Veröffentlicht am 24.10.1990
beobachten
merken

Kopf

Der Oberste Gerichtshof hat als Revisionsgericht durch den Senatspräsidenten des Obersten Gerichtshofes Dr.Schubert als Vorsitzenden und durch die Hofräte des Obersten Gerichtshofes Dr.Hofmann, Dr.Schlosser, Dr.Graf und Dr.Schiemer als weitere Richter in der Rechtssache der klagenden Partei Walter D***, Angestellter, Krippgasse 20, 6060 Hall, vertreten durch Dr.Hanns Forcher-Mayr, Rechtsanwalt in Innsbruck, wider die beklagten Parteien 1. Ö*** P*** Gesellschaft mbH, Hornbostelgasse 3/13, 1060 Wien, 2. T*** O*** R***, Ing.Etzel-Straße 97, 6020 Innsbruck, beide vertreten durch Dr.Günter Zeindl, Rechtsanwalt in Innsbruck, wegen S 143.568 sA, infolge Revision und Rekurses der beklagten Parteien gegen das Teilurteil und den Beschluß des Oberlandesgerichtes Innsbruck als Berufungsgerichtes vom 11.Jänner 1990, GZ 2 R 326/89-13, womit infolge Berufung der klagenden Partei das Urteil des Landesgerichtes Innsbruck vom 20.Juli 1989, GZ 18 Cg 410/88-8, teilweise abgeändert und teilweise aufgehoben wurde, in nichtöffentlicher Sitzung zu Recht erkannt und beschlossen:

Spruch

Der Revision und dem Rekurs wird nicht Folge gegeben.

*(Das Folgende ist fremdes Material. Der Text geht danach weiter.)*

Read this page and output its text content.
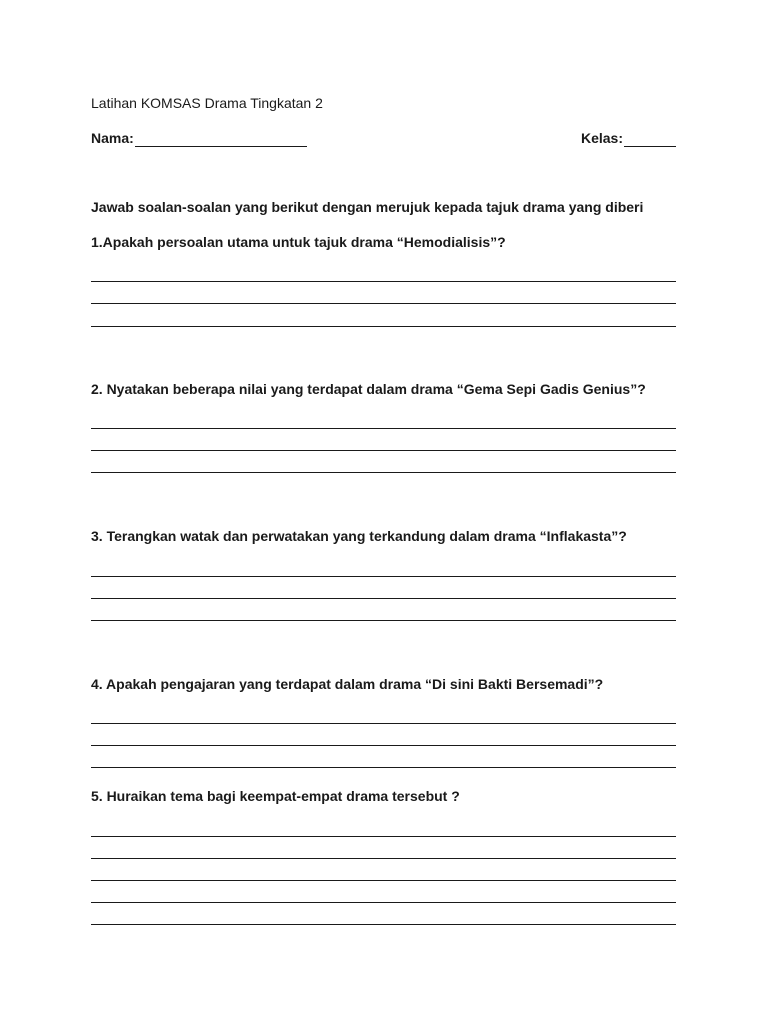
Latihan KOMSAS Drama Tingkatan 2
Nama:	Kelas:
Jawab soalan-soalan yang berikut dengan merujuk kepada tajuk drama yang diberi
1.Apakah persoalan utama untuk tajuk drama “Hemodialisis”?
2. Nyatakan beberapa nilai yang terdapat dalam drama “Gema Sepi Gadis Genius”?
3. Terangkan watak dan perwatakan yang terkandung dalam drama “Inflakasta”?
4. Apakah pengajaran yang terdapat dalam drama “Di sini Bakti Bersemadi”?
5. Huraikan tema bagi keempat-empat drama tersebut ?
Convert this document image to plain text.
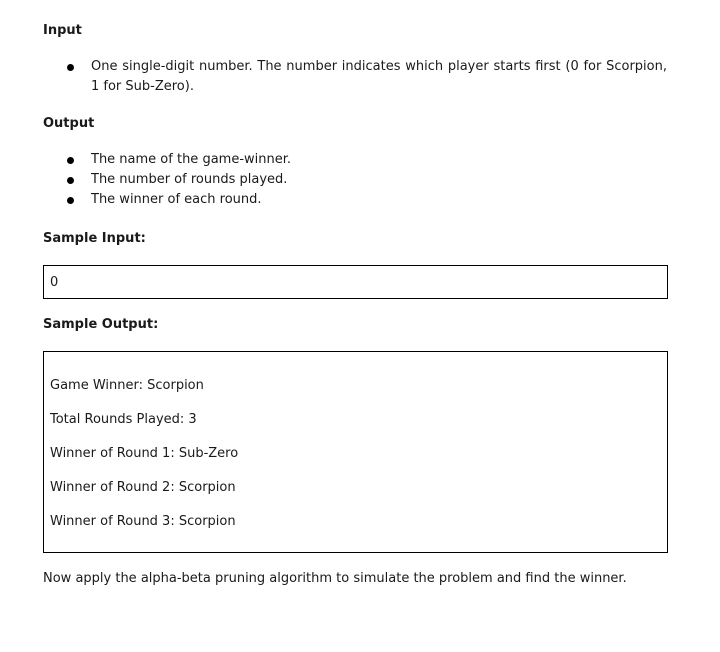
Input
One single-digit number. The number indicates which player starts first (0 for Scorpion, 1 for Sub-Zero).
Output
The name of the game-winner.
The number of rounds played.
The winner of each round.
Sample Input:
0
Sample Output:
Game Winner: Scorpion
Total Rounds Played: 3
Winner of Round 1: Sub-Zero
Winner of Round 2: Scorpion
Winner of Round 3: Scorpion
Now apply the alpha-beta pruning algorithm to simulate the problem and find the winner.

Die Entscheidung über die Kosten des Revisions- und Rekursverfahrens bleibt dem Endurteil vorbehalten.

Text

Entscheidungsgründe:

Mit Vertrag vom 12.4.1988 schlossen sich die beklagten Parteien zu einem Paketzustelldienst zusammen. Der Zweitbeklagte sollte dabei sein Unternehmen als selbständiger Kaufmann und Gewerbetreibender führen. Mit Vertrag vom 1.7.1988 mietete die erstbeklagte Partei von der Firma A***-V***-Getränkevertriebsgesellschaft mbH den nördlichen, nicht besonders abgetrennten Teil der auf der Liegenschaft EZ 914 KG Amras befindlichen Lagerhalle. Der Zweitbeklagte stellte am 1.7.1988 ua den ihm persönlich nicht bekannten Florian A*** als Lagerarbeiter ein und meldete diesen noch am selben Tag bei der Tiroler Gebietskrankenkasse an. Die zuvor von Florian A*** abverlangte, von diesem jedoch nicht beigebrachte Strafregisterauskunft wies damals fünf Vorstrafen auf, davon zwei wegen Vergehens der Sachbeschädigung (Beschädigung einer Glasscheibe durch Stoßen mit einem Stuhl bzw Zerstechen von PKW-Reifen), die anderen wegen Körperverletzung und Veruntreuung. Der Zweitbeklagte wußte von diesen Vorstrafen nichts, wohl aber hatte ihm Florian A*** mitgeteilt, daß ihm der Führerschein wegen mehrmaligen Alkoholkonsums endgültig entzogen worden sei. Die Arbeit des Florian A*** sollte im Abladen von LKWs bestehen und allenfalls bereits um 5 Uhr morgens beginnen. Zu diesem Zweck gab der Zweitbeklagte ua Florian A*** einen Schlüssel zur Lagerhalle. Am ersten Arbeitstag, dem 1.7.1988, ergaben sich bei Florian A*** keine Anhaltspunkte einer Untüchtigkeit. Am 3.7.1988, einem Sonntag, begab sich Florian A*** gegen 5.30 Uhr gemeinsam mit dem nicht bei den beklagten Parteien beschäftigten Bruno G*** zur Lagerhalle. Mit dem ihm ausgehändigten Schlüssel öffnete er diese und nahm gemeinsam mit Bruno G*** zwei dort befindliche Hubstapler in Betrieb. Infolge ihrer Alkoholisierung beschädigten sie dabei unter anderem den vom Kläger in der Lagerhalle abgestellten PKW derart, daß an diesem Totalschaden entstand. Wegen dieser Straftat wurde Florian A*** mit Urteil des Landesgerichtes Innsbruck vom 17.10.1988 wegen Vergehens der schweren Sachbeschädigung nach §§ 125, 126 Abs 1 Z 7 StGB und anderer Delikte zu einer Freiheitsstrafe von sechs Monaten sowie zum Ersatz eines Teilschadenbetrages in Höhe von S 126.677 an den Kläger rechtskräftig verurteilt.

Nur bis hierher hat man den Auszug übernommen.